NORTH Melbourne forward Matt Campbell has only been at the club for a 17 months but he has a clear understanding of what makes the Kangaroos such a formidable adversary for any other League team.
“If you just keep working hard things are going to bob up. You may be having a bad day but if you keep working hard, something could bob up and that could change the game.”
It was that persistence which enabled North to zoom past Collingwood in the dying stages despite being 21 points down 13 minutes into the final term.
“I just thought if we got another two here, two in a row, you never know what might happen, we would be in it. But we got three or four in a row and a bit of luck came to us.”
Campbell ended up kicking the final goal that sealed a seven-point victory.
Coach Dean Laidley opted for a small forward structure around Nathan Thompson in the final stages of the game and it paid a rich dividend through the productivity of Campbell, Lindsay Thomas and Shannon Grant.
“In our last couple of weeks there has been a big focus on forward pressure and obviously me, and Lindsay (Thomas ) and Shannon Grant have been laying tackles so I suppose he just thought the small guys would get us over the line and in the end we did. Lindsay kicked two , I kicked one , and Ed Lower bobbed up with two.”
For Lower it was a sweet end to a game which had looked like being a disaster when his opponent Paul Medhurst blew the game apart in the second term when he kicked two quick goals and narrowly missed another.
Campbell praised Lower’s resilience.
“When you are having a bad first half you can come back. He got thrown forward and it was a new role for him and I reckon he did well.”
Campbell’s fellow indigenous forward Thomas had a last quarter that included the full range of emotions that included a couple of good goals , frustrating shots that hit the post and one miss that he would have piloted through 99 times out of 100.
But again it was a triumph for keeping his head up and persisting in the belief that eventually the breaks would come.
“Even the coaches and the runner and the boys around Linds just kept saying ‘Keep turning up, it’s going to come. An opportunity is going to come again.’ He took a mark and you could see he wanted to pass it but deep down he knew he was going to get one. After, he kicked that his confidence lifted.”
The luck turned Thomas’ way when he threaded a shot through a thicket of players and it found its way over the line.

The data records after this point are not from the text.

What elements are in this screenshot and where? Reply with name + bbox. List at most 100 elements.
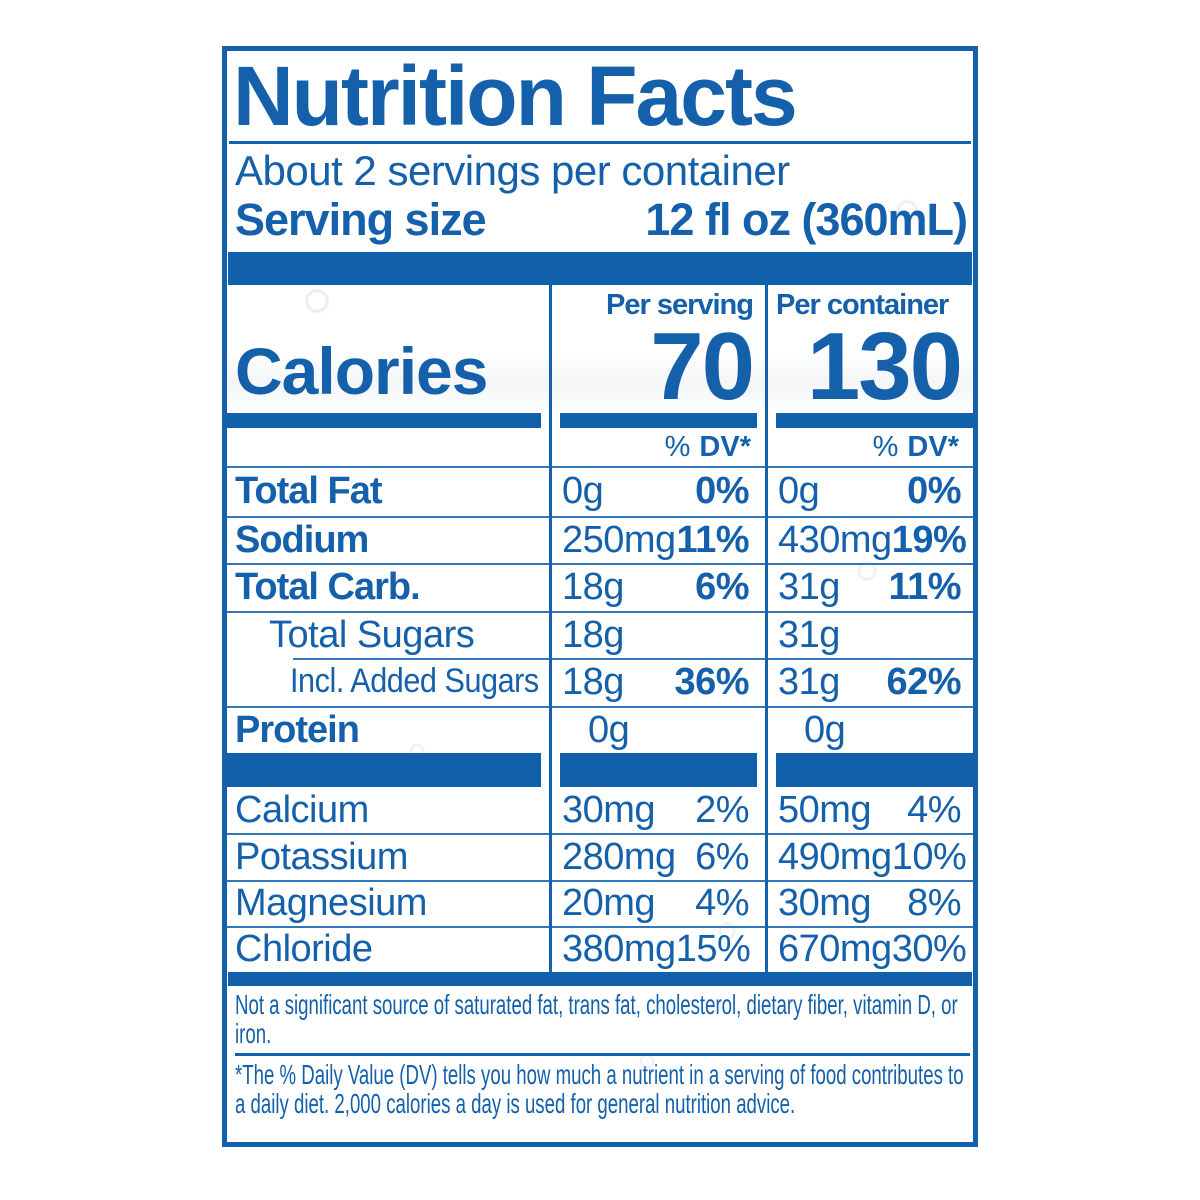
value-cell-potassium-container: 490mg 10% xyxy=(768,833,973,879)
calories-per-serving-value: 70 xyxy=(650,313,755,420)
value-cell-total-fat-serving: 0g 0% xyxy=(552,468,765,516)
daily-value: 19% xyxy=(891,518,967,561)
amount: 31g xyxy=(778,613,840,656)
daily-value: 8% xyxy=(907,882,961,925)
dv-percent-sign: % xyxy=(664,430,691,463)
amount: 0g xyxy=(778,470,820,513)
amount: 30mg xyxy=(562,788,656,831)
value-cell-chloride-serving: 380mg 15% xyxy=(552,925,765,972)
value-cell-potassium-serving: 280mg 6% xyxy=(552,833,765,879)
calories-underbar-serving xyxy=(552,413,765,428)
amount: 0g xyxy=(562,470,604,513)
separator-bar-minerals-serving xyxy=(552,753,765,787)
value-cell-added-sugars-serving: 18g 36% xyxy=(552,658,765,706)
separator-bar-minerals-container xyxy=(768,753,973,787)
value-cell-magnesium-serving: 20mg 4% xyxy=(552,879,765,926)
amount: 31g xyxy=(778,566,840,609)
column-per-container: Per container 130 % DV* 0g 0% 430mg 19% 31… xyxy=(765,285,973,972)
separator-bar-top xyxy=(228,252,972,285)
value-cell-calcium-serving: 30mg 2% xyxy=(552,787,765,833)
mineral-row-magnesium: Magnesium xyxy=(227,879,549,926)
daily-value: 0% xyxy=(907,470,961,513)
value-cell-total-fat-container: 0g 0% xyxy=(768,468,973,516)
value-cell-protein-serving: 0g xyxy=(552,705,765,754)
serving-size-row: Serving size 12 fl oz (360mL) xyxy=(235,194,968,246)
value-cell-sodium-container: 430mg 19% xyxy=(768,515,973,564)
value-cell-sodium-serving: 250mg 11% xyxy=(552,515,765,564)
value-cell-added-sugars-container: 31g 62% xyxy=(768,658,973,706)
nutrient-row-total-sugars: Total Sugars xyxy=(227,610,549,659)
column-per-serving: Per serving 70 % DV* 0g 0% 250mg 11% 18g 6%… xyxy=(549,285,765,972)
daily-value: 15% xyxy=(675,928,751,971)
amount: 0g xyxy=(588,708,630,751)
nutrient-row-total-fat: Total Fat xyxy=(227,468,549,516)
daily-value: 6% xyxy=(695,835,749,878)
nutrition-facts-label: Nutrition Facts About 2 servings per con… xyxy=(222,46,978,1147)
amount: 250mg xyxy=(562,518,676,561)
calories-underbar-left xyxy=(227,413,549,428)
amount: 20mg xyxy=(562,882,656,925)
nutrient-row-sodium: Sodium xyxy=(227,515,549,564)
daily-value: 11% xyxy=(676,518,750,561)
nutrition-columns: Calories Total Fat Sodium Total Carb. To… xyxy=(227,285,973,972)
amount: 18g xyxy=(562,661,624,704)
daily-value: 10% xyxy=(891,835,967,878)
footnote-divider xyxy=(235,1053,970,1056)
nutrient-row-added-sugars: Incl. Added Sugars xyxy=(227,658,549,706)
per-serving-header-cell: Per serving 70 xyxy=(552,285,765,420)
value-cell-magnesium-container: 30mg 8% xyxy=(768,879,973,926)
amount: 380mg xyxy=(562,928,676,971)
nutrient-label: Incl. Added Sugars xyxy=(290,662,539,701)
title-rule xyxy=(229,141,971,144)
dv-header-spacer xyxy=(227,428,549,468)
mineral-row-chloride: Chloride xyxy=(227,925,549,972)
dv-header-serving: % DV* xyxy=(552,428,765,468)
mineral-label: Magnesium xyxy=(235,882,427,925)
nutrient-row-protein: Protein xyxy=(227,705,549,754)
daily-value: 4% xyxy=(695,882,749,925)
value-cell-total-sugars-serving: 18g xyxy=(552,610,765,659)
nutrition-facts-title: Nutrition Facts xyxy=(233,49,798,143)
amount: 30mg xyxy=(778,882,872,925)
value-cell-total-sugars-container: 31g xyxy=(768,610,973,659)
calories-header-cell: Calories xyxy=(227,285,549,413)
value-cell-total-carb-container: 31g 11% xyxy=(768,563,973,611)
amount: 670mg xyxy=(778,928,892,971)
nutrient-label: Total Sugars xyxy=(269,613,475,656)
amount: 31g xyxy=(778,661,840,704)
dv-header-text: DV* xyxy=(907,430,959,463)
column-nutrient-names: Calories Total Fat Sodium Total Carb. To… xyxy=(227,285,549,972)
daily-value: 2% xyxy=(695,788,749,831)
mineral-row-calcium: Calcium xyxy=(227,787,549,833)
footnotes-section: Not a significant source of saturated fa… xyxy=(227,986,973,1118)
servings-per-container: About 2 servings per container xyxy=(235,147,790,194)
daily-value: 0% xyxy=(695,470,749,513)
serving-size-label: Serving size xyxy=(235,194,487,245)
footnotes-text-wrapper: Not a significant source of saturated fa… xyxy=(235,990,970,1118)
nutrient-row-total-carb: Total Carb. xyxy=(227,563,549,611)
calories-underbar-container xyxy=(768,413,973,428)
mineral-label: Chloride xyxy=(235,928,373,971)
daily-value: 62% xyxy=(886,661,961,704)
separator-bar-footnotes xyxy=(228,972,972,986)
amount: 490mg xyxy=(778,835,892,878)
mineral-row-potassium: Potassium xyxy=(227,833,549,879)
value-cell-calcium-container: 50mg 4% xyxy=(768,787,973,833)
daily-value: 4% xyxy=(907,788,961,831)
dv-header-container: % DV* xyxy=(768,428,973,468)
dv-header-text: DV* xyxy=(699,430,751,463)
amount: 18g xyxy=(562,566,624,609)
value-cell-chloride-container: 670mg 30% xyxy=(768,925,973,972)
per-container-header: Per container xyxy=(776,289,949,321)
per-serving-header: Per serving xyxy=(606,289,754,321)
calories-per-container-value: 130 xyxy=(806,313,963,420)
daily-value: 36% xyxy=(674,661,749,704)
nutrient-label: Sodium xyxy=(235,518,369,561)
amount: 18g xyxy=(562,613,624,656)
daily-value: 30% xyxy=(891,928,967,971)
value-cell-total-carb-serving: 18g 6% xyxy=(552,563,765,611)
amount: 0g xyxy=(804,708,846,751)
per-container-header-cell: Per container 130 xyxy=(768,285,973,420)
nutrient-label: Total Fat xyxy=(235,470,383,513)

“I was inside of him. I wasn’t calling for a handball but once he kicked it, with the luck he was having, I sort of sprinted to the goalsquare and tried to get a toe poke on it but it turned back in and went through.”
There is a strong bond between the five indigenous players on the North list.
“Me and Lindsay spend a bit of time together off the field. All the boys are pretty good - Wellsy gets in with us and Eddie Sansbury and Cruze Garlett . We all look after each other.”